I awakened this morning after a raucous night of dreams. None of them are worth the telling here, but they did keep tossing and turning on a very rolling sea of sleep, keeping slumber from refreshing me. The Beve never remembers his dreams, but I have a catalog of them in my head from as far back as elementary school years. Really, I only remember one from that long ago, but it was a doozy!--about a giant tree eating our brand new pound puppy, Prince, who was the first of the black and white dogs who have populated my life. Anyway, I woke up in a fright after that dream. I remember that, and rushing to find him where he slept near the kitchen in our house in Michigan. That was a long time, and about a million dreams, ago.
Once in high school, I dreamed that I married the boy across the street. The wedding was right in our own house, where I had to walk up the stairs for the ceremony and the house across the street where my would-be groom lived was decorated with pink and blue balloons in their tree in their front yard. I woke up from that dream and thought it utterly ridiculous--that I would ever cast my eyes, even asleep, in the direction of that tall, pidgeon-toed classmate. I remember that dream especially well because ten years later I was tempted to ask the Beve's mom to tie balloons in their tree on our May wedding day (but I restrained myself), and thought my dream rather stunningly prophetic, at least in terms of groom.
When my children were little, my dreams were flooded with worries, from fire in our house (because they slept on the second floor, and I was on the first...) to the actual end of the world where I was responsible for seeing them to the safety of eternity while Beve was out fighting on the front lines in the army of God. Seriously, I had dreams like this, swhich probably just show that I took my spiritual role as their mother very seriously.
After my dad died, I had many dreams about him but one particularly powerful. In fact, to tell the truth, I've never been quite convinced that it was just a dream. One morning I dreamed that my family was driving on a road in a large car--likely a Suburban, like the ones we always owned--my mother at the wheel. On a gravel road, in a fairly desolate landscape stood a tree--a eucalyptus tree, to be precise-- like a sentinel overlooking the rough hills. Beneath it sat my dad. It wasn't a dreamlike dad, but my very real dad, dressed in his familiar sneakers, red and white striped polo shirt and faded blue corduroy pants. And when he saw our vehicle, he walked up to it, and stuck his hand through the open window where I sat, and he grasped my hand, the glint of his familiar watch shining in the sun, his strong wide fingers gripping mine firmly. He said, "I'm fine, and you'll be fine too. But you have to go now." Then he pulled his hand from mine and backed away. My fingers stretched out toward him as Mom, who hadn't once looked at us, drove away. I woke from that dream, already crying, and Beve, who was dressing for work, came over to my side of the bed and asked me what was wrong. "I saw my dad," I said. That's really how it felt--that I'd seen him and he'd said those words.

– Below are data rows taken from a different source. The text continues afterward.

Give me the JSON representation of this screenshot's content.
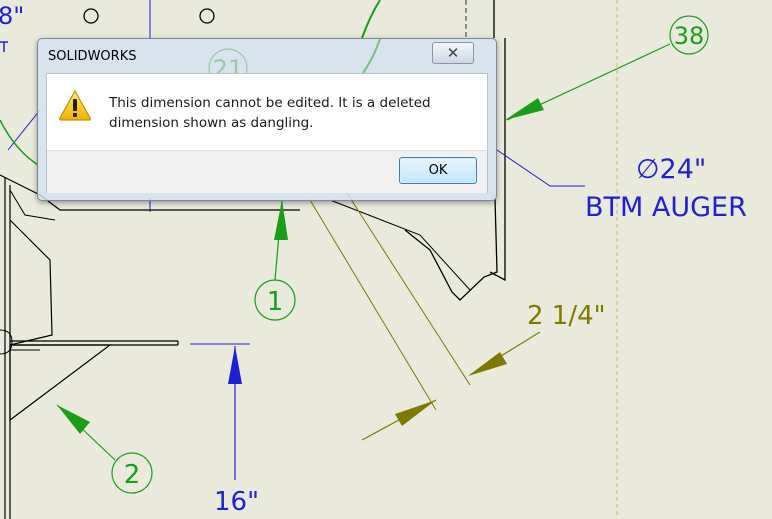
{
  "dialog": {
    "title": "SOLIDWORKS",
    "close_glyph": "✕",
    "message": "This dimension cannot be edited. It is a deleted dimension shown as dangling.",
    "ok_label": "OK",
    "icon": "warning-icon"
  },
  "drawing": {
    "balloons": {
      "b21": "21",
      "b38": "38",
      "b1": "1",
      "b2": "2"
    },
    "annotations": {
      "top_left_fragment": "8\"",
      "diameter_text": "∅24\"",
      "auger_label": "BTM AUGER",
      "dim_2_1_4": "2 1/4\"",
      "dim_16": "16\""
    }
  },
  "colors": {
    "background": "#e9eadc",
    "balloon_green": "#1a9e1a",
    "dimension_blue": "#1f1fd6",
    "dimension_olive": "#7d7a00"
  }
}
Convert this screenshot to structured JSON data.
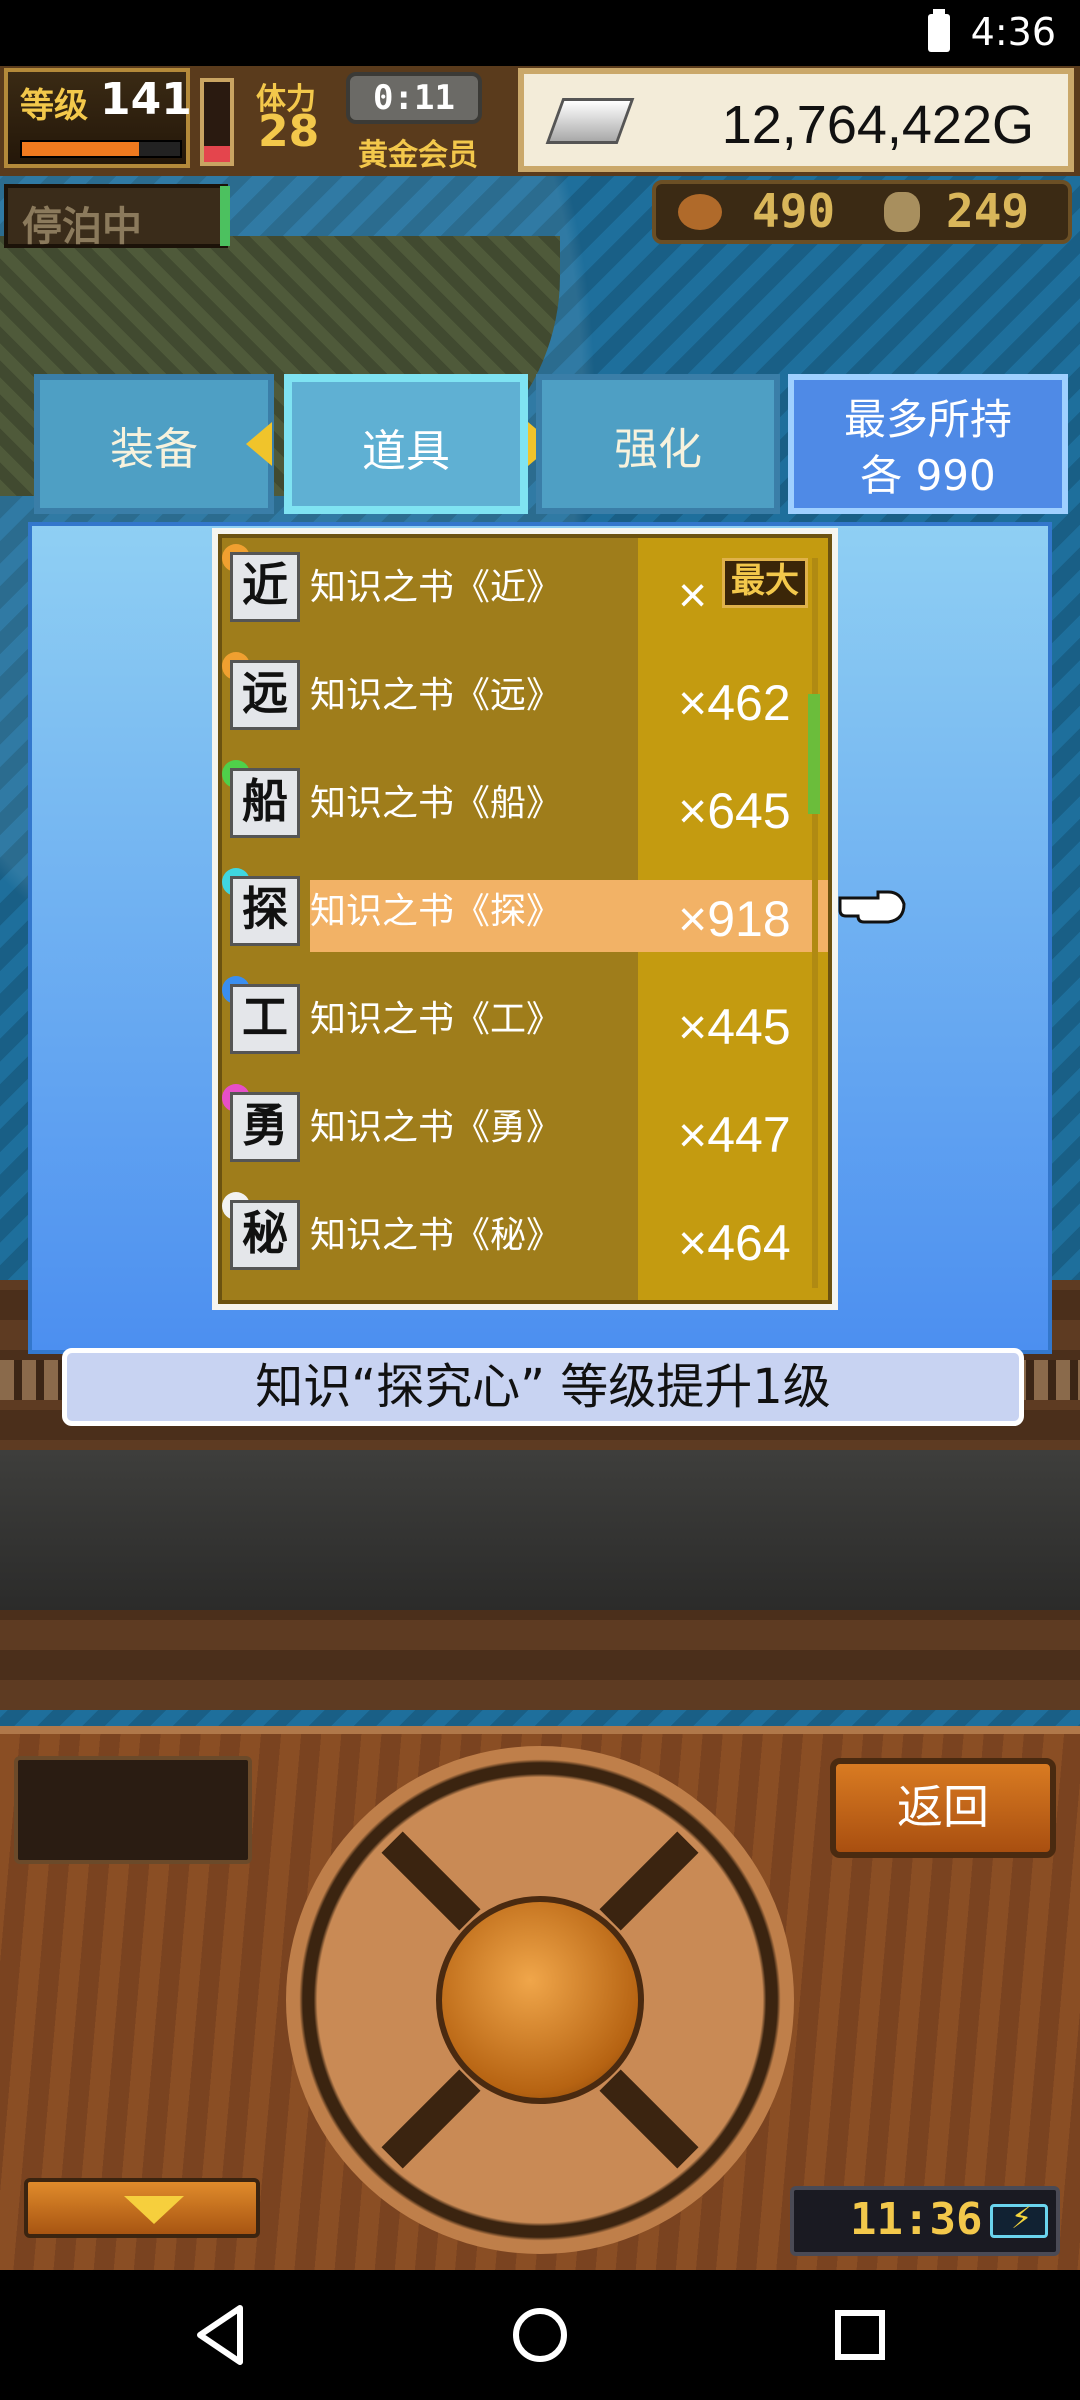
{
  "status_bar": {
    "time": "4:36"
  },
  "hud": {
    "level_label": "等级",
    "level_value": "141",
    "exp_fraction": 0.74,
    "stamina_label": "体力",
    "stamina_value": "28",
    "stamina_fraction": 0.2,
    "timer": "0:11",
    "member_label": "黄金会员",
    "money": "12,764,422G",
    "docked_label": "停泊中",
    "food": "490",
    "wood": "249"
  },
  "tabs": [
    {
      "label": "装备"
    },
    {
      "label": "道具"
    },
    {
      "label": "强化"
    }
  ],
  "max_hold": {
    "line1": "最多所持",
    "line2": "各 990"
  },
  "items": [
    {
      "icon_char": "近",
      "dot_color": "#f0a030",
      "name": "知识之书《近》",
      "qty_prefix": "×",
      "qty": "",
      "max_badge": "最大"
    },
    {
      "icon_char": "远",
      "dot_color": "#f0a030",
      "name": "知识之书《远》",
      "qty": "×462"
    },
    {
      "icon_char": "船",
      "dot_color": "#4fd04a",
      "name": "知识之书《船》",
      "qty": "×645"
    },
    {
      "icon_char": "探",
      "dot_color": "#3fd6e0",
      "name": "知识之书《探》",
      "qty": "×918"
    },
    {
      "icon_char": "工",
      "dot_color": "#3a8ef0",
      "name": "知识之书《工》",
      "qty": "×445"
    },
    {
      "icon_char": "勇",
      "dot_color": "#e64fc8",
      "name": "知识之书《勇》",
      "qty": "×447"
    },
    {
      "icon_char": "秘",
      "dot_color": "#f2f2f2",
      "name": "知识之书《秘》",
      "qty": "×464"
    }
  ],
  "message": "知识“探究心” 等级提升1级",
  "panel": {
    "back_label": "返回",
    "clock": "11:36"
  }
}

A couple years after that, I dreamed about a farm family in the Palouse--none of whom I knew. When I awakened from that dream, I knew I had to write their story, to discover what happened to them after those moments that I watched in my dream. It was the genesis for my October Afternoon, which I'm still revising.
A powerful moment, and a powerful way to get an idea. Ever since, when I'm really struggling with a scene, I let it go, go to sleep, and often when I awaken, I've worked out the difficulty and can write the scene well. It isn't that I've ever dreamed of them again, but somehow, my subconscious--and God!--are working while I sleep.
Dreams. I know there are people who place great importance on them. And others who think that every dream is simply the result of something one ate the night before, or whatever else is going on, with no meaning whatsoever. But I've had too many dreams that have counted in my life, and I've learned that sometimes God speaks when I'm sleeping. After all, He tells us He will. Scripture is full of dreams--both awake and asleep. Joseph in the Old Testament was a revealer of such dreams to the men he was in prison with. And another Joseph dreamed himself of becoming Jesus' earthly father, and of how to care for Him.
And afterward, I will pour out my Spirit on all people,
Your sons and daughters will prophesy,
Your old men will dream dreams.
Your young men will see visions.
Even on my servants, both men and women,
I will pour out my Spirit in those days..." Joel 2:28
I expect the Spirit to work in any way He wishes--in my awake life and in my sleeping one. It isn't that I think every dream means something. A giant tree never ate my dog, after all. And sometimes, they really just are indigestion. But that dream about my dad? I believe God let him speak to me, tell me something I really needed to hear. To comfort, but also push me on my way toward healing from the deep cut of losing him. So I believe in dreams. There's a certain quality, at least for me, when He is present, and has something to say. After all, who am I to limit the way He reveals Himself--to me or anyone else?